Senja masih terlihat sedih sesaat setelah duduk lantas tanpa sengaja, gantungan kunci jangkar Senja terjatuh dan refleks Langit yang meraihnya dekat sepatu balet Senja. Kemudian memberikan pada gadis itu.
"Makasih, Mas." Ujar Senja sembari menerima gantungan kuncinya.
"Padahal langit cerah, tapi di sini ada yang mendung?" kata Langit dengan tatapan hangat pada Senja.
Senja tersenyum kecil, lantas Langit mengusap kepalanya halus. "Laki-laki yang nanti jadi pasangan kamu adalah laki-laki yang paling beruntung," ujar Langit untuk menghibur Senja yang sudah ia anggap seperti adiknya sendiri.
Terlebih Langit juga memiliki dua adik kembar perempuan, jadi ia merasa menjaga Senja seperti adiknya sendiri.
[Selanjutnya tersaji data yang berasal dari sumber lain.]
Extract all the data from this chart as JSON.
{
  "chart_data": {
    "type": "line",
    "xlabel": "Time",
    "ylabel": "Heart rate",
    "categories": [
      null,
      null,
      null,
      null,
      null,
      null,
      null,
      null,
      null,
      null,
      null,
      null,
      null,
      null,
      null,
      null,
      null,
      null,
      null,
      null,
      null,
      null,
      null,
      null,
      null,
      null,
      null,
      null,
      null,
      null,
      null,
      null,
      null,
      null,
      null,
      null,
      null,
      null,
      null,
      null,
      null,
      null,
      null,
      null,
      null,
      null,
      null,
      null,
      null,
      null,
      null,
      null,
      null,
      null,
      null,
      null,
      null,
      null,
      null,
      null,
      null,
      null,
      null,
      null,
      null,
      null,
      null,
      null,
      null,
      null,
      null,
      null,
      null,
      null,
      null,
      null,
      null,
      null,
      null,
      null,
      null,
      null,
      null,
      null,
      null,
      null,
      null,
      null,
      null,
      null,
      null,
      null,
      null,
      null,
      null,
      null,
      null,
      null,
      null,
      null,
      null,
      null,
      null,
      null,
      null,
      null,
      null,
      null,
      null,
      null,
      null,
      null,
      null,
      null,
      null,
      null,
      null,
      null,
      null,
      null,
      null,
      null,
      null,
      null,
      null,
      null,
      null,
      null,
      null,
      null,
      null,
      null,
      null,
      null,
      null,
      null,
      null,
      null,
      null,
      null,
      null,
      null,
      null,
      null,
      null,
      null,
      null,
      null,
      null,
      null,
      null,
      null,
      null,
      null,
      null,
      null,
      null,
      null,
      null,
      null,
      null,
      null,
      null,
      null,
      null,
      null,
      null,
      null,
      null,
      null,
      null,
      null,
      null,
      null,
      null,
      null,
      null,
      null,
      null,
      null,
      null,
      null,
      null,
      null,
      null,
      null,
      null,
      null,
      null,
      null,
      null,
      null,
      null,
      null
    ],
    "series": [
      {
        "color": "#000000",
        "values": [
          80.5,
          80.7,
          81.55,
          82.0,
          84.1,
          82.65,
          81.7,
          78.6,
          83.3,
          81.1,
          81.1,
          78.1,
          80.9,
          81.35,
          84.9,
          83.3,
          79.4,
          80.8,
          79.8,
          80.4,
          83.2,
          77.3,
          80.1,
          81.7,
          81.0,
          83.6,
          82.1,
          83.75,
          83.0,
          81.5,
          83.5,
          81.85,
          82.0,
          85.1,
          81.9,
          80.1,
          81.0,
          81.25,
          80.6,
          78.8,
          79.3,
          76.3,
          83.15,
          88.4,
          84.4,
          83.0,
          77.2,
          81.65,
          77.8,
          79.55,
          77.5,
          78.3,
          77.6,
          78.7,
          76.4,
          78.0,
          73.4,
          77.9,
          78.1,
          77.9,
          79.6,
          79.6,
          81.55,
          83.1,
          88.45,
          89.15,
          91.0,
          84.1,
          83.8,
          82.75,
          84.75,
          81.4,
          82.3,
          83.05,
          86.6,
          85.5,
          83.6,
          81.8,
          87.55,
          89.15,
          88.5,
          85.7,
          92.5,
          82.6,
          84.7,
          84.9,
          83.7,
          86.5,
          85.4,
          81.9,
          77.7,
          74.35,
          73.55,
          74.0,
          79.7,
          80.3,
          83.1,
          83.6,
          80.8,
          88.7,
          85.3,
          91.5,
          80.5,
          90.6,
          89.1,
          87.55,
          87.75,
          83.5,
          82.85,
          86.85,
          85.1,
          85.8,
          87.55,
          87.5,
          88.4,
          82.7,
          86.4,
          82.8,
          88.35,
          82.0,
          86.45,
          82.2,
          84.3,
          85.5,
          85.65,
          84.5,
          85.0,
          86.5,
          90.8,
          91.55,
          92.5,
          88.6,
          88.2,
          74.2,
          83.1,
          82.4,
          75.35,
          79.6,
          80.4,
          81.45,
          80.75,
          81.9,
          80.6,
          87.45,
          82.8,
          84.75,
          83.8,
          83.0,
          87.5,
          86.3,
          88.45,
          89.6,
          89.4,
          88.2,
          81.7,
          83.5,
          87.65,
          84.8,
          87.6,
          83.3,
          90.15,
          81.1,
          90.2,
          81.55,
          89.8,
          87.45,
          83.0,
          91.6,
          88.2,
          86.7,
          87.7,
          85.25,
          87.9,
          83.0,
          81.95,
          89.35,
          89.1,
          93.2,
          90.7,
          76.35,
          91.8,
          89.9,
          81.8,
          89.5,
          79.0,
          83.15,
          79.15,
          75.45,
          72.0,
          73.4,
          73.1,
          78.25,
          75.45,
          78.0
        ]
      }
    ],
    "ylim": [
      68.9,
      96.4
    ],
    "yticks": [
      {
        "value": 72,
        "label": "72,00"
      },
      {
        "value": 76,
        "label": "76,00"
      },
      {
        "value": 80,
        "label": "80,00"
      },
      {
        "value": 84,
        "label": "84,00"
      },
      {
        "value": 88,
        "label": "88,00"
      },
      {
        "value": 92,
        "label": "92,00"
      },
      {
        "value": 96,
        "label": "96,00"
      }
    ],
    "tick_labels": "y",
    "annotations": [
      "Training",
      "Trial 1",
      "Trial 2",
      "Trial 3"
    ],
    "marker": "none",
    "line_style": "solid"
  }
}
Tadi pun Langit memperhatikan jika anak laki-laki itu berani menyakiti Senja, ia akan maju menolongnya.
Usai nonton kelimanya kembali bersantai di cafe yang berbeda dari yang tadi saat berbuka. Praya duduk di samping Langit barulah Senja yang sibuk dengan telepon genggamnya. Senja melihat akun Nandar yang ternyata sudah tidak berteman dengannya, awalnya Senja sedih tapi ingat ia sedang bersama Fajar. Untuk saat ini lebih baik Ia tersenyum.
Sedari tadi Praya tidak lepas merangkul tangan Langit sedangkan senyuman tipis di bibirnya membuat Anaya dan Fajar saling melirik seakan bertanya keduanya kenapa.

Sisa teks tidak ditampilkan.